Norfolk, a community with 144 miles of coast line, home to the largest naval base in the world and one of the busiest seaports in the country, is experiencing sea level rise, sinking land and more intense precipitation events, a combination which requires us to actively address flooding. Because of climate change, we are now planning for 1.5’ of sea level rise by 2050, 3’ by 2080 and 4.5’ by 2100. Tidal flooding is now regularly inundating areas, even on sunny days, referred to now as “nuisance flooding.” Because of climate change and increased and more intense precipitation, “rain bombs” are now dumping inches of rain in a short period of time, creating chaos and flooding that damages our structures.

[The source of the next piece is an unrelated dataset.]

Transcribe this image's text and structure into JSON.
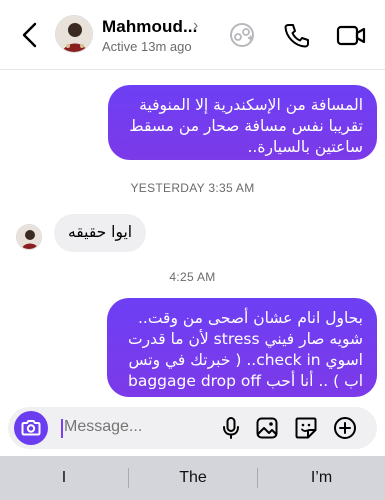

Recognizing that Norfolk needs to learn to “live with the water,” we updated our zoning code to encourage and require flood-resilient development:
• elevated building requirements (between 16” to 3’ above base flood elevation)
• a Coastal Resilience Overlay (limited parking and impervious pavement, additional landscaping and open space); Upland Resilience Overlay (reduction of resilience requirements allowed in exchange for placing conservation easements on higher-risk properties)
• a “Resilient Quotient,: a point-based system for new development to mitigate risk (e.g. impact resistant roof and windows, storm shutters), sustainable energy (e.g. wiring for solar panel or generator); and stormwater (holding water on site after precipitation).